Worry about the impact of sharing, including career concerns and others "seeing me differently", for example.

• "If I share my disabilities with some people at the positions of power, I might not get jobs from them in the future. Because they might think that it will be difficult for them to accommodate my needs."
• "My colleagues would see me differently if they knew."
• "I do have concerns. [It] may not impact my current position to share my chronic health condition identity but could impact opportunities for advancing my career." 
• "Having an "invisible disability" has afforded me the privilege of not having to share this aspect of my identity when I don't want to, although I have had to around the process of accessing accommodations. I do fear that I would be treated differently if I was more open about my disability, mostly because I don't perceive a great deal of understanding about neurodiversity at the UM generally."
• "For a few of my courses, before I registered with [Student Accessibility Services], I had to disclose to my professors about my disability. I worried that even if I didn't need an accommodation for their class, it would impact my performance. I worried that they would think I was less capable and less intelligent as my peers simply because of my mental health conditions."

Yet, several respondents also describe positive experiences around identity sharing: 

• "I don't feel any stigma regarding talking about my disability with people." 
• "I think generally people are very accepting especially on campus." 
• "I have only every felt included, students are mindful of me as I wear [an assistive device] which is visible - my [additional disability is not noticeable] but I have not had any untoward aggression or rudeness directed to me." 
• "The UM is a great environment for me, my supervisor and co-workers are always doing their best and anything that comes up is either addressed or managed by assuming good intentions. If people look for problems, they'll find them, of course, but most staff and students don't want to be insulting, exclusionary or demeaning."
• "I often share my disabilities with my students as I have received positive feedback for doing so."

Positive feelings about identity sharing were often tied to individuals, individual teams, or individual units across UM that:

• Are supportive of their disabled peers and co-workers; 
• Have pursued education related to disability, chronic health, and ableism;
• Are engaged with anti-ableism efforts; or
• Include other individuals with disabilities and chronic health conditions⁸. 

Respondents shared:

• "I am very fortunate to have such an understanding supervisor and people on my team who deal with the same or similar [types of] disabilities. I truly don't know what I would do if my boss wasn't so understanding and ready to offer suggestions if I say I'm experiencing a challenge. I've never, ever been made to feel bad about the things I struggle with at this job. I have at previous jobs, so the support here is really amazing."
• "At the U of M I have shared (some of my conditions) with a few folks and they still treat me with respect and consideration.
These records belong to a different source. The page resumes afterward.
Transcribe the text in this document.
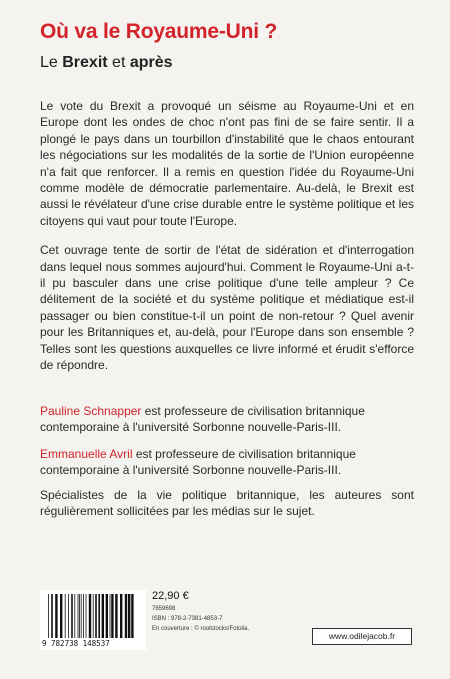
Où va le Royaume-Uni ?
Le Brexit et après

Le vote du Brexit a provoqué un séisme au Royaume-Uni et en Europe dont les ondes de choc n'ont pas fini de se faire sentir. Il a plongé le pays dans un tourbillon d'instabilité que le chaos entourant les négociations sur les modalités de la sortie de l'Union européenne n'a fait que renforcer. Il a remis en question l'idée du Royaume-Uni comme modèle de démocratie parlementaire. Au-delà, le Brexit est aussi le révélateur d'une crise durable entre le système politique et les citoyens qui vaut pour toute l'Europe.

Cet ouvrage tente de sortir de l'état de sidération et d'interrogation dans lequel nous sommes aujourd'hui. Comment le Royaume-Uni a-t-il pu basculer dans une crise politique d'une telle ampleur ? Ce délitement de la société et du système politique et médiatique est-il passager ou bien constitue-t-il un point de non-retour ? Quel avenir pour les Britanniques et, au-delà, pour l'Europe dans son ensemble ? Telles sont les questions auxquelles ce livre informé et érudit s'efforce de répondre.

Pauline Schnapper est professeure de civilisation britannique contemporaine à l'université Sorbonne nouvelle-Paris-III.

Emmanuelle Avril est professeure de civilisation britannique contemporaine à l'université Sorbonne nouvelle-Paris-III.

Spécialistes de la vie politique britannique, les auteures sont régulièrement sollicitées par les médias sur le sujet.

9 782738 148537
22,90 €
7659698
ISBN : 978-2-7381-4853-7
En couverture : © rootstocks/Fotolia.
www.odilejacob.fr
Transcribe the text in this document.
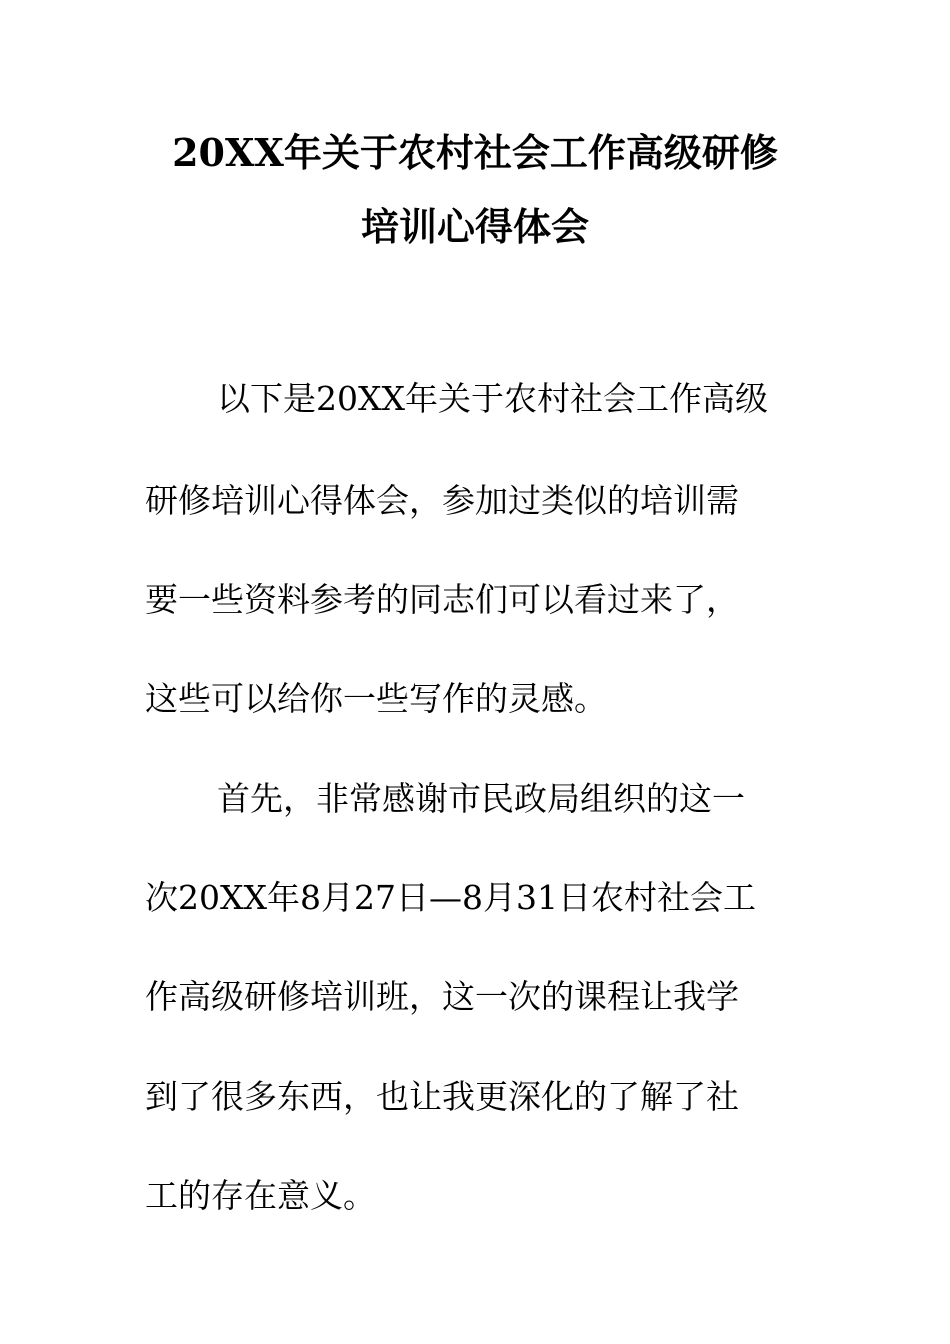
20XX年关于农村社会工作高级研修
培训心得体会
以下是20XX年关于农村社会工作高级
研修培训心得体会，参加过类似的培训需
要一些资料参考的同志们可以看过来了，
这些可以给你一些写作的灵感。
首先，非常感谢市民政局组织的这一
次20XX年8月27日—8月31日农村社会工
作高级研修培训班，这一次的课程让我学
到了很多东西，也让我更深化的了解了社
工的存在意义。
Again - I think I'm very fortunate to be in the team that I'm in. It's all-inclusive, non-judgmental and accepting."
• "It's very important for leaders to be proactive about educating themselves and explicitly stating their support for disabled staff and willingness to accommodate. In my years at the university, I have only made a disclosure to one supervisor, because they were upfront about creating a safe space[...] as well as willingness to learn."
• "Most of my experiences in talking to people about my disabilities has been fine - although this is likely because most of the people I’ve talked to in relation to this are also disabled in some way."

Overall, respondents' comments emphasize that individuals must have control over whether or not (and with whom) they share their identities across UM, including how much detail they provide:

• "[…] I also tend to only share certain aspects of my conditions, but that can sometimes spiral into giving more information than I would prefer, and in some ways, I feel like I've been designated an unofficial spokesperson for disabled folks of all kinds."